From Adam Goodheart’s “The Last Island of the Savages” (The American Scholar, Autumn 2000, 69(4):13-44):
This is how you get to the most isolated human settlement on earth [North Sentinel Island, in the Andaman Islands]: You board an evening flight at JFK for Heathrow, Air India 112, a plane full of elegant sari-clad women, London-bound businessmen, hippie backpackers. You settle in to watch a movie (a romantic comedy in which Harrison Ford and Anne Heche get stranded on a desert island) and after a quick nap you are in London.

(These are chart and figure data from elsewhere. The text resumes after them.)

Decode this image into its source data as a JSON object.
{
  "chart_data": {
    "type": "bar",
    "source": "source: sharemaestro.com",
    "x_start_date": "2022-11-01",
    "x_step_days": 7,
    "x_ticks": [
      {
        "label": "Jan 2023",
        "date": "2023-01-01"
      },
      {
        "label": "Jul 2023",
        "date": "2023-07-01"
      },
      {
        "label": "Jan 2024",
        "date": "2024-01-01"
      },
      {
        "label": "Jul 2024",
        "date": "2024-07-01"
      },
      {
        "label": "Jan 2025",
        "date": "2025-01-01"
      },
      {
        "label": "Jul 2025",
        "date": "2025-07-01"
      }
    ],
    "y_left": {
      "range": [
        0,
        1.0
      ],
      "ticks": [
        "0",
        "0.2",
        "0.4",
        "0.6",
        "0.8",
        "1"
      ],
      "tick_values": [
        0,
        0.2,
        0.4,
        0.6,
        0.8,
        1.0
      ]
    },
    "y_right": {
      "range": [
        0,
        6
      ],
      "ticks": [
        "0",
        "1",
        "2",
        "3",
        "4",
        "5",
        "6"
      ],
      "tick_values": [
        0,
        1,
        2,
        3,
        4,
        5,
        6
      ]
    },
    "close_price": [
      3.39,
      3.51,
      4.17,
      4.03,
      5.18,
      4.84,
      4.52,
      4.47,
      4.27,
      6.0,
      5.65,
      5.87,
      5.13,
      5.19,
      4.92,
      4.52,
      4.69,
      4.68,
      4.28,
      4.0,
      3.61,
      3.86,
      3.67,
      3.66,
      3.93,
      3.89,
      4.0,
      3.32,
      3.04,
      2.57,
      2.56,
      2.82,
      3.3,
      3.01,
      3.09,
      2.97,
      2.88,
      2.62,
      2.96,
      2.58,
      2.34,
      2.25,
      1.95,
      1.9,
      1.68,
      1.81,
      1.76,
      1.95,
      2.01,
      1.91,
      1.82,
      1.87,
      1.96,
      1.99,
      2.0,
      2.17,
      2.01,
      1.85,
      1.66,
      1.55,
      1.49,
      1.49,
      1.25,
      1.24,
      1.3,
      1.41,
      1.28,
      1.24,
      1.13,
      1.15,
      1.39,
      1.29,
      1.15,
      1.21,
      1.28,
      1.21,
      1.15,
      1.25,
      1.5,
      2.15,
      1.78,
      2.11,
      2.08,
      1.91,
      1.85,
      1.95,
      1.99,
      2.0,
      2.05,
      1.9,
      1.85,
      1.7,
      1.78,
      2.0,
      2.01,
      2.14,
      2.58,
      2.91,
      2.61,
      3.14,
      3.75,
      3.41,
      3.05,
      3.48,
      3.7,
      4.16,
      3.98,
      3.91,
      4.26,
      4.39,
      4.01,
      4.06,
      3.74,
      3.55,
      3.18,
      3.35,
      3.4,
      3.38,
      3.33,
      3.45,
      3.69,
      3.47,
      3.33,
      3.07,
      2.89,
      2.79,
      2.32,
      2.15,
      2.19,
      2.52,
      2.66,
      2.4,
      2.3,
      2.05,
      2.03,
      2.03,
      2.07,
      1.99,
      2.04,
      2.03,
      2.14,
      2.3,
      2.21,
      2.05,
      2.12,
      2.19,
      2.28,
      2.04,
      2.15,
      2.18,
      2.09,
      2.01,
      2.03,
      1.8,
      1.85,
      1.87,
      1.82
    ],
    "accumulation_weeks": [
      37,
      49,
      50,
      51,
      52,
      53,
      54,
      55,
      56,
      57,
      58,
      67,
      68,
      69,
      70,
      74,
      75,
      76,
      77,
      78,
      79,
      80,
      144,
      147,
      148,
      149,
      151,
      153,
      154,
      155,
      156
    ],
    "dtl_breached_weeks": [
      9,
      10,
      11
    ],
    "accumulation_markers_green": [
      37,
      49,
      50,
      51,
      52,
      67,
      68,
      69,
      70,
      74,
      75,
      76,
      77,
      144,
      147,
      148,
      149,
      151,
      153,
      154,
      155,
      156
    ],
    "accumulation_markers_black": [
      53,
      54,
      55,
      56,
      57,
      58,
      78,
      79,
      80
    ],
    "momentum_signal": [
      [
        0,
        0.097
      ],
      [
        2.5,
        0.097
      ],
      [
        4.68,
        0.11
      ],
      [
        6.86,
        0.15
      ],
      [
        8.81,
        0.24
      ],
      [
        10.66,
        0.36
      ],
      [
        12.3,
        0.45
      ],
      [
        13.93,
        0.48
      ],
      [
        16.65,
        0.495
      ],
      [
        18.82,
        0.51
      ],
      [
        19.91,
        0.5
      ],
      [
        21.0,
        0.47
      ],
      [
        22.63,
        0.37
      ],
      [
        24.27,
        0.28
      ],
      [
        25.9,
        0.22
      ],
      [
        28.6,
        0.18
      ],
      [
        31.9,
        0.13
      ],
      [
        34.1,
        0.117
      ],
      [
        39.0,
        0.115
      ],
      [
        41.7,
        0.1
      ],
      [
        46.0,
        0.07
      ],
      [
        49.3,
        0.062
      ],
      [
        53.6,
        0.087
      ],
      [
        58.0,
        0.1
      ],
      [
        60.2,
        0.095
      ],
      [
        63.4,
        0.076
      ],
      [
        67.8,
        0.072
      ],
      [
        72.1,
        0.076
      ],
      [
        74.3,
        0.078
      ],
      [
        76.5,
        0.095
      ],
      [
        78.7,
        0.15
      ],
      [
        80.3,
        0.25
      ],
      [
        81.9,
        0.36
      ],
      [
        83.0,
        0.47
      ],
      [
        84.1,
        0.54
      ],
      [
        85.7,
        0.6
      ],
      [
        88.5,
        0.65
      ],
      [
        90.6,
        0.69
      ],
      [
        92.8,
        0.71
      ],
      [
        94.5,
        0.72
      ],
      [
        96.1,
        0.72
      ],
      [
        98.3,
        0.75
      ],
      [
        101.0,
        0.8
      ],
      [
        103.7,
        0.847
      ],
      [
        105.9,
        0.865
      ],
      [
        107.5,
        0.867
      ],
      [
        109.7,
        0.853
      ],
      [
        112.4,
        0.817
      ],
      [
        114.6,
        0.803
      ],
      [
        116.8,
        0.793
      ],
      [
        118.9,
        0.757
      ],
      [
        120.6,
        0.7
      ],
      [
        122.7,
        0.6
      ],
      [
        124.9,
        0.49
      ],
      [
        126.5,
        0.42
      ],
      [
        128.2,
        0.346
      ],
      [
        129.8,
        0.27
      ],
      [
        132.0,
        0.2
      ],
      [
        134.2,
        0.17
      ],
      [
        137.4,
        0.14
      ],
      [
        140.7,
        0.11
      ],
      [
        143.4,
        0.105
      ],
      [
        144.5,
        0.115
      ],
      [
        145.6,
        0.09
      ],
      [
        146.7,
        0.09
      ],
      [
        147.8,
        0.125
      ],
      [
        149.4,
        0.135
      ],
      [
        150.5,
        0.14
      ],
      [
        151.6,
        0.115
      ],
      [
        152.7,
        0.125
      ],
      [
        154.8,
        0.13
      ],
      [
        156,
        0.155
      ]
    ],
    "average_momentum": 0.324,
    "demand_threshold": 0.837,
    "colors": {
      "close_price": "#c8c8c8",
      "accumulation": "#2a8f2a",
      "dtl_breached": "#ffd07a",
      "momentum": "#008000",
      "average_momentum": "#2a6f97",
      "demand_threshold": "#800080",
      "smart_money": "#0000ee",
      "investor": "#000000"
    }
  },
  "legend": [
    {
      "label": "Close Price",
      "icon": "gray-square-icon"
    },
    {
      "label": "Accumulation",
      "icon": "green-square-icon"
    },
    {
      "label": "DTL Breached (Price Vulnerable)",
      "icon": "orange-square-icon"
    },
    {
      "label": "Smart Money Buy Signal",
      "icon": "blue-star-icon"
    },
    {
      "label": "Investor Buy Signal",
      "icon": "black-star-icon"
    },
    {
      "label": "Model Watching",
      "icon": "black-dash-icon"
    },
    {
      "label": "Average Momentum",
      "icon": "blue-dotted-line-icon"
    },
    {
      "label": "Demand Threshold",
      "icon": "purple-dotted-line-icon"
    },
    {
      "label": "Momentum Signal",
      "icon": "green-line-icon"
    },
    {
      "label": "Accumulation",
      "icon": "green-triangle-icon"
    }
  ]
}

Then you catch another plane. You read yesterday’s Times while flying above the corrugated gullies of eastern Turkey, watch a Hindi musical somewhere over Iran. That night, and for the week that follows, you are in New Delhi, where the smog lies on the ground like mustard gas, and where one day you see an elephant – an elephant! – in the midst of downtown traffic.
From New Delhi you go by train to Calcutta, where you must wait for a ship. And you must wait for a ticket. There are endless lines at the shipping company office, and jostling, and passing back and forth of black-and-white photographs in triplicate and hundred-rupee notes and stacks of documents interleaved with Sapphire brand carbon paper. Next you are on the ship, a big Polish-built steamer crawling with cockroaches. The steamer passes all manner of scenery: slim and fragile riverboats like craft from a pharaoh’s tomb; broad-beamed, lateen-rigged Homeric merchantmen. You watch the sun set into the Bay of Bengal, play cards with some Swedish backpackers, and take in the shipboard video programming, which consists of the complete works of Macaulay Culkin, subtitled in Arabic. On the morning of the sixth day your ship sails into a wide, sheltered bay – steaming jungles off the port bow, a taxi-crowded jetty to starboard – and you have arrived in the Andamans, at Port Blair.
In Port Blair you board a bus, finding a seat beneath a wall-mounted loudspeaker blaring a Hindi cover of “The Macarena Song.” The bus rumbles through the bustling market town, past barefoot men peddling betel nut, past a billboard for the local computer-training school (“I want to become the 21st century’s computer professional”). On the western outskirts you see a sawmill that is turning the Andaman forests into pencils on behalf of a company in Madras, and you see the airport, where workmen are busy extending the runway – out into a field where water buffalo graze – so that in a few years, big jetliners will be able to land here, bringing tour groups direct from Bangkok and Singapore A little farther on, you pass rice paddies, and patches of jungle, and the Water Sports Training Centre, and thatched huts, and family-planning posters, and satellite dishes craning skyward.
And then, within an hour’s time, you are at the ocean again, and on a very clear day you will see [North Sentinel] island in the distance, a slight disturbance of the horizon.